Many telecommunications switching systems might include plurality of I/O Cards (called line cards) for processing different data from network interfaces like E1, DS1, STM-n, OC-n etc and send this processed data to traffic switch (Called Switch card) to switch data from one network interface to other. In such telecommunication systems the data from Line cards to switch card passes over a backplane which connects various cards in a system. Such telecommunication system is called network element. In a network there is plurality of such network elements. In networks like SONET/SDH, all these network elements need to work in locked mode traceable to PRC (Primary reference clock). For more information on network synchronization in SDH refer ITU-T standard G.813 and G.825. The synchronization from one network element to other is passed over various interfaces like E1, DS1, STM-n, OC-n etc. Each network element extract synchronization clock from one of these predefined interfaces and synchronize the network element (system synchronizer) so that all the outgoing interface from the said network element are in sync.

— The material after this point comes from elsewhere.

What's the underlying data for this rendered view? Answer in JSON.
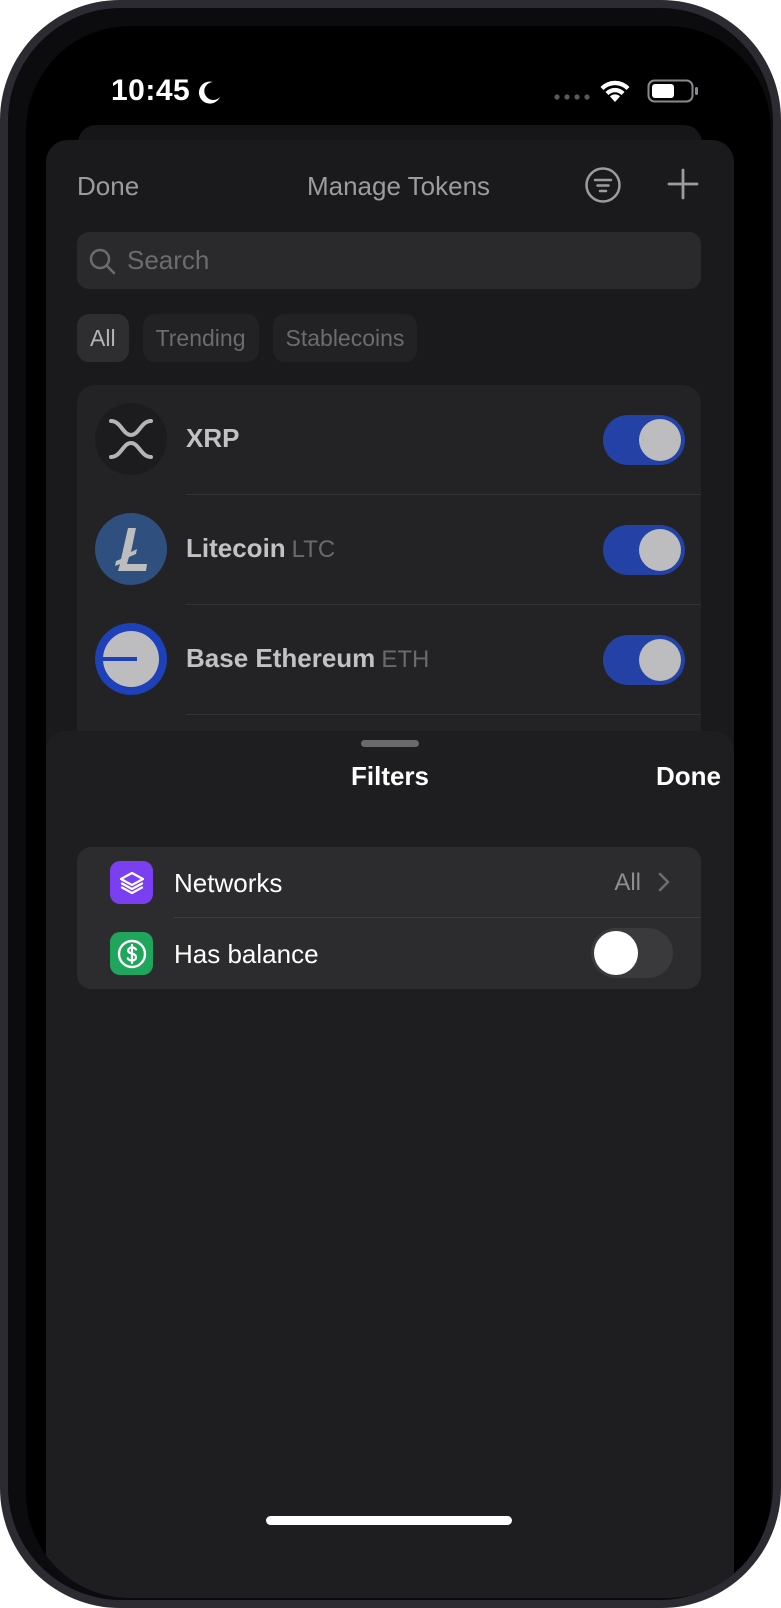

Further, to avoid single point of failure, it is well know method in telecommunication systems to replicate critical sub systems like power supply, switch card, network element controller (Called chassis controller), system synchronizer etc. Such sub systems are called redundant sub systems, one acting as master and one or more acting as slave sub systems.
In such redundant “system synchronizer” sub systems, the line cards, switch cards needs to switch from master synchronizer to slave synchronizer when master sub system fails or user initiates a switch over. In systems where the traffic switch and system synchronizer sub systems are on separate cards, the switch and Line cards need to switch form master synchronizer to slave synchronizer at the same time to avoid ppm (parts per million) difference in the system clock used by traffic switch and Line cards. This is not easily implementable.
Further it is very common to integrate traffic switch and system synchronizer in a single card to achieve more number of network interfaces in a given network element and to reduce cost. Also it is very common to use slave traffic switch using the timing from the slave system synchronizer and master traffic switch using timing from master system synchronizer. In such systems the above said problem (ppm difference in the system clock used by line cards and traffic switch during system synchronizer switch over) is more severe which lead to temporary or permanent logic errors which in turn lead to traffic hit. To recover from permanent traffic errors, system needs to be restarted. For bigger systems this may lead to traffic down for few seconds. Thus, prior techniques often do not allow the system to continue operating, uninterrupted and maintaining substantial data integrity.
In light of the foregoing discussion, there is a need for a method and device to solve the above mentioned problems.